November 02, 2013

Christopher Hitchens on Opinion Polls

Christopher Hitchens lances the polling habit here:
"What we've done with democracy is to assume it's a measurement of public opinion. When I was young there was quite an argumnet as to whether newspapers should even publish opinion polls, because they were thought to be unscientific and probably too easy to skew. Now newspapers commission expensive opinion polls usually in concert with a television or broadcasting organisation. Commission their own polls and then print their own findings as news on the front page when they've got nothing else to do. This is a parody of democracy. It's not even populism really. It's pseudo-science for one thing and it's anti-democratic for another. 
No I fear people have got so attached to it, they've forgotten what it means, that word now. So it's quite possible we're now due for a new word and I'll brood on that. And popular sovereignty, no." 

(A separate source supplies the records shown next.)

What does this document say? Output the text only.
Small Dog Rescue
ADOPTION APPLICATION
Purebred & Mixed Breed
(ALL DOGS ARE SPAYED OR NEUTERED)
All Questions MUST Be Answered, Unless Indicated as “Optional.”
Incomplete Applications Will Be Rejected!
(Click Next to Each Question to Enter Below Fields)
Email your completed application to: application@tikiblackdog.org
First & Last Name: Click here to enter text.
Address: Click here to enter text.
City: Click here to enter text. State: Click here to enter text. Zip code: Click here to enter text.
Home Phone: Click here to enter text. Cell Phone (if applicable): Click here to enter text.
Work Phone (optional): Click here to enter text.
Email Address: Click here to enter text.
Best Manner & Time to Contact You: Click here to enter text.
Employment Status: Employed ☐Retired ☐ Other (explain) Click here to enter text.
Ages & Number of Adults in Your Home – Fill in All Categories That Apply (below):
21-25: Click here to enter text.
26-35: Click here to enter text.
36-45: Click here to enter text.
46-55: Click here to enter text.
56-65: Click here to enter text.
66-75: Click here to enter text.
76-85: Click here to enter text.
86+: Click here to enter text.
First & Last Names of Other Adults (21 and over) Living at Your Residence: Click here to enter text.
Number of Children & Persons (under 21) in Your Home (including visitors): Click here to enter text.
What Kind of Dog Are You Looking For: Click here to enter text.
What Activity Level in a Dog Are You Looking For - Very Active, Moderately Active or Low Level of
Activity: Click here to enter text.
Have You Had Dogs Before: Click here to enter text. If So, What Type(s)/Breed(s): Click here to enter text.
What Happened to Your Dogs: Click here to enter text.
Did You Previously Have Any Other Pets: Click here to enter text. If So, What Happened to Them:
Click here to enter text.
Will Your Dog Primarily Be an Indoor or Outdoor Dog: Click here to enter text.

Video (at 26 minutes) in full, Christopher Hitchens explains here. He also talks about polling in the video here and further below:
"Pollster originally meant huckster. Basically somebody making a living out of something that's vaguely fraudulent. It used to be that newspapers would wonder if they should print opinion poll results at all, let along commission them. Now they commission them and wonder if they should use them for their own background information or whether they should themselves print them. Now the Washington Post, Newsweek and ABC will combine to produce a front page story and lead story on the network. Bought and paid for themselves.
He continued:
"Absolutely economises on work, thought and reflection... it does itself. It doesn't require any work, any thought."